Entertainment Magazine

Review #3503: Awake 1.11: “Say Hello to My Little Friend”

Posted on the 14 May 2012 by Entil2001 @criticalmyth

Contributor: Henry T.

Written by Kyle Killen and Leonard Chang
Directed by Laura Innes

This show delves into dreams and the notion of reality. Dreams tend to be extensions of whatever a person’s reality is at that time. There is a warped sense of time passing when dreams are involved. I write this now because it hadn’t occurred to me that it’s been only six months since the accident that changed everything in Detective Britten’s life. He had gotten used to his situation, comfortable enough to expect a pattern to his new life, and this episode was the first since the pilot episode really to throw a wrench into all of it.

Review #3503: Awake 1.11: “Say Hello to My Little Friend”

It’s no coincidence then that this episode is the best one since that outstanding pilot, and a little kink in the plot is the reason why. It made Detective Britten re-examine what was happening to him and got rid of the regular, stale procedural elements that dragged down the past couple of episodes. Michael is just now scratching the surface of the conspiracy that killed his family, and it’s a great kickoff to the final trilogy of episodes that will mark the unfortunate (though not entirely unexpected) end of the series.

It’s a neat little trick to explore the character’s mindset in his new world. One minute, Michael is in the Rex world, first bumping into some random guy (who figures to be very important in the long run), then falling from a bungee jump before Rex and his girlfriend. Only, he suffers a fainting spell and wakes up in the Hannah world. He goes about his normal routine, following a case where a man out of his mind starts randomly killing people. The case does reflect some of the issues that Michael has been dealing with since the accident began. His notion of reality is out of tune with the rest of us. His only worry is wondering what happened after he fell from the bungee jump.

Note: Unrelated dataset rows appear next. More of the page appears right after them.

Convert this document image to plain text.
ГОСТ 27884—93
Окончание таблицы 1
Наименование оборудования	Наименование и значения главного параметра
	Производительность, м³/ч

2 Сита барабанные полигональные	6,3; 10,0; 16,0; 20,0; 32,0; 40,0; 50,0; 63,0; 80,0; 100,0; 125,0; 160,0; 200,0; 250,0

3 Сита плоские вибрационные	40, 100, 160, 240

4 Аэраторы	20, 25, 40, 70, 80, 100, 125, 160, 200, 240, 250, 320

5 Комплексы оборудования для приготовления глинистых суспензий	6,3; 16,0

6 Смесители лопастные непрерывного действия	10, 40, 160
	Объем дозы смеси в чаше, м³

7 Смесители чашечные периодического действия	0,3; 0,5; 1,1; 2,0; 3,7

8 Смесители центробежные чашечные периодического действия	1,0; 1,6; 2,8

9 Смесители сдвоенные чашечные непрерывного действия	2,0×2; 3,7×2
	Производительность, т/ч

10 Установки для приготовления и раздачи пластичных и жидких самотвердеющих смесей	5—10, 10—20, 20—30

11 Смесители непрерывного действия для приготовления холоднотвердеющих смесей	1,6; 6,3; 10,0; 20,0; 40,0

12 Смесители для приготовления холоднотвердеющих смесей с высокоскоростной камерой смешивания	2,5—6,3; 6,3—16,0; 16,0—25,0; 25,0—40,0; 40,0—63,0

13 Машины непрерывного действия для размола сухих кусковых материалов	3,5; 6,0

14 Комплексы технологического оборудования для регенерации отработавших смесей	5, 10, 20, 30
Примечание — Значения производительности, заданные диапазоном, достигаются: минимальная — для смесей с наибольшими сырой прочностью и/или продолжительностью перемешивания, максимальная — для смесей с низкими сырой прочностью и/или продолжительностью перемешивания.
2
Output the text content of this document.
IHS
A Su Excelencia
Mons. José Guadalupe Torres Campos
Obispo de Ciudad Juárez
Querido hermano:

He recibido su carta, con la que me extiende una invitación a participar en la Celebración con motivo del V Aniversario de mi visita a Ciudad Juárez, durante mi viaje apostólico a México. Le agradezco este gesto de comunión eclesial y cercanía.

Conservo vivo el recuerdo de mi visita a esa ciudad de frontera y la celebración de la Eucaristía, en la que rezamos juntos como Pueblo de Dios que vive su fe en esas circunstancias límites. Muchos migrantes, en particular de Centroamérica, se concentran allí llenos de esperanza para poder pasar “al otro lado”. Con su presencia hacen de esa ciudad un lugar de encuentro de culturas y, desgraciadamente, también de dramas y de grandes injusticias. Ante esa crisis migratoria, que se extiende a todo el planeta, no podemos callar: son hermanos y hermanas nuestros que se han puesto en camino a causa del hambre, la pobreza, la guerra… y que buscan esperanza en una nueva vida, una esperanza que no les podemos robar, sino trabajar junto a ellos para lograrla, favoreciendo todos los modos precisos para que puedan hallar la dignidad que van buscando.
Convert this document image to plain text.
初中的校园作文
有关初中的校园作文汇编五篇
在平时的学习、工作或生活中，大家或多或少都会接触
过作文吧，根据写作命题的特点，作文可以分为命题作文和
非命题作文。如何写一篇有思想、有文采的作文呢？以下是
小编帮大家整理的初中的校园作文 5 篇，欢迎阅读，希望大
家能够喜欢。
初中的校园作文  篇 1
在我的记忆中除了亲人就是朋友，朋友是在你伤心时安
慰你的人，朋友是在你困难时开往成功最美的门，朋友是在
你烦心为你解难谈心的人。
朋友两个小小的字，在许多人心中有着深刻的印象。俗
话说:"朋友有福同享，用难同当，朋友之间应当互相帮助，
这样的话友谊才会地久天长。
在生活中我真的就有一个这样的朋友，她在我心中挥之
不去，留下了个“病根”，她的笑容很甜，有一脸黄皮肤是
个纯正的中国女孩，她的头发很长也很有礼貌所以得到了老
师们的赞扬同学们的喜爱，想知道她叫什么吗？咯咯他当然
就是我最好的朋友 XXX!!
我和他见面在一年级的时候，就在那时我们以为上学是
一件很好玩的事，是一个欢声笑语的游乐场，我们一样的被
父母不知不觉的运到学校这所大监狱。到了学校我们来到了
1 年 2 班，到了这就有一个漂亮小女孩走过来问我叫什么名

He expects to know when he returns to the Rex world after a night’s sleep. He doesn’t. He keeps waking up, day after day, in the Hannah world. Not only that, but he’s being followed around by the stranger he bumped into at the carnival in the Rex world. What’s great about this whole plot is that it slowly unpeels layers from the mystery as the hour progresses. It’s revealed that the stranger is actually The Little Guy, which pays off what was initially dismissed as crazy talk by Michael in the “The Little Guy.” The guy is a product of Michael’s overactive imagination, much like the penguin from an earlier episode. He can’t reveal anything crucial about the case or what his true purpose is because he only knows to the extent what Michael knows.

These two elements proceed to haunt and torture Michael. Every passing minute, his sanity starts to break down, until he finally accepts that Rex is truly gone. He can’t get back to the Rex world, and it tears him up. Jason Issacs really sells that scene where he’s broken and crying about Michael’s responsibility and role in the accident that killed his son. It goes to the heart of what the show has been about since the start. It shows what happens when the things you love the most are suddenly and brutally taken away from you.

Michael is one who is trying his hardest to hold on to what he has left. Even if it does turn out that his son is actually dead, that the Hannah world is reality, and the only remnant he has of Rex is growing inside of Emma’s womb. The episode keeps the Emma pregnancy plot going, but it makes natural complications arise from the whole situation. Michael can’t initially relate to Emma’s stern father (partly because the imaginary Little Guy keeps badgering him), then he reaches a point where he relates his own thoughts on the pain caused by the loss of a child. That’s what eventually gets through to Emma’s father. It’s a small subplot, but it really has legs here.

As for the Little Guy, Michael slowly finds out who he is and how he fits into the whole fabric of the show. The man is a fellow cop named Hawkins, and in the Hannah world, he’s paired with Detective Bird. There’s something even larger at work here: Flashbacks to the time of the accident reveal that Hawkins was not only one of the first responders to the scene, but the guy who was driving the car that ran Michael off the road. That Hawkins appeared in the Hannah world as a figment of Michael’s imagination may have been his mind telling him that there is something larger going on, and that Michael has been ignoring it all this time. Hawkins is shown nodding to someone offscreen a couple of times, and it’s presumed that might be an emergency services worker. I think he was nodding to someone who was in on the conspiracy to kill Michael. Maybe Captain Harper. Hopefully, we’ll get the whole picture during the next two episodes.

That’s another key to this episode: Michael finally realizes that there was some conspiracy to kill him. That the accident was intentional. It’s a solid start to revealing what is truly going on with everything in Michael’s life. Unfortunately, the final two episodes are all we’re going to get of this show. News passed down over the weekend that the network chose to cancel the low-rated series. It remains to be seen whether the writers will choose to reveal entirely what happened to Michael, and why. I would be fine if they went that way or left it ambiguous. If the last two episodes match up to the quality of this one, the writers might just stick the landing for this show.